Senior Application Security Engineer

About the Role
The Sr. Application Security Engineer will be responsible for partnering with engineering and operations teams to support the organization's long-term security strategy. They will apply hands-on technical skills, critical thinking, and strong leadership abilities to design and implement effective security solutions to reduce risk in the Mastery environment.
The Sr.

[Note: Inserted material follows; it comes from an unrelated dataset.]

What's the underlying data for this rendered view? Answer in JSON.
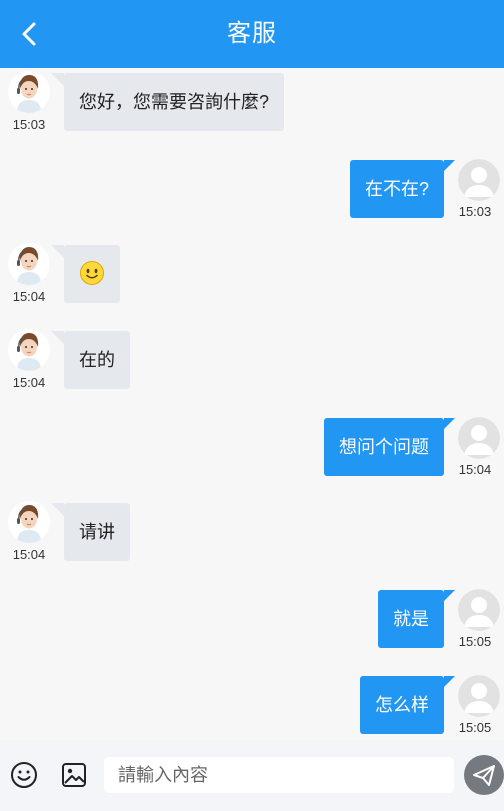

Application Security Engineer must be comfortable communicating with team members and cross-functional partners, working with multiple security technologies, prioritizing security risks, and driving technology and process implementations/improvements to secure systems, data, and the Mastery user community.
This role requires a strong background in security as it relates to platform infrastructure, application security, endpoints, and other aspects of network/cloud infrastructure security.
Responsibilities:

• Design, implement, and operate a highly automated and scalable vulnerability management program leveraging multiple technologies.
• Provide technical guidance on vulnerability remediation and secure configuration in alignment with security best practices, policies/standards, and compliance requirements.
• Monitor threat and vulnerability data sources for emergent risks.
• Work with vendors to design and configure security tools and diagnose and troubleshoot problems.
• Identify opportunities to improve processes and technologies to reduce risk and be a change agent to address these gaps.
• Work directly with the compliance team to implement policies and controls that align with industry standard frameworks.
• Create standards, requirements, design documents, run books, processes, and procedures.
• Plan and execute sprint-based initiatives to achieve annual roadmap goals.
• Produce key metrics for the vulnerability management program.
• Perform consistently at or above outlined expectations and deliver on-time, quality work.
• Mentor junior staff members.
• Foster a culture of security by developing and facilitating security awareness training.
• Communicate complex security and technical topics in easy-to-understand language to a variety of audiences.
• Build consensus for delivering results while finding common ground for collaboration and partnership within security team and cross-functionally.
• Perform additional projects as assigned by leadership.

Qualifications:
Education/Certifications

• Bachelor's degree in Cybersecurity, Information Systems, Computer Science, or Information Technology preferred

• CISA, CISM, CISSP, or GIAC certifications a plus

Professional Experience

• 5+ years Information Security, IT Audit, or related field
• Prior experience in one or more technical discipline (vulnerability management, application security, cloud, infrastructure, networking)

Preferred Knowledge/Skills

• Microsoft Azure cloud computing experience
• Azure Kubernetes experience
• GitHub administration (CI/CD pipeline security, repo management, actions/workflows, branch protection rules, Dependabot, Renovate, etc.)
• Experience with security scanning tools (Microsoft Defender, Trivy, SonarQube, Invicti, ManageEngine Endpoint Central, etc.)
• Understanding of basic networking, hosting, containerization technologies, and API security
• Programming/scripting languages (Python, Powershell, etc.)
• Demonstrated experience in PowerBI, Jira, Confluence
• Understanding of IT audit and compliance standards such as SOC 1, SOC 2, SOx, ISO 27001, etc.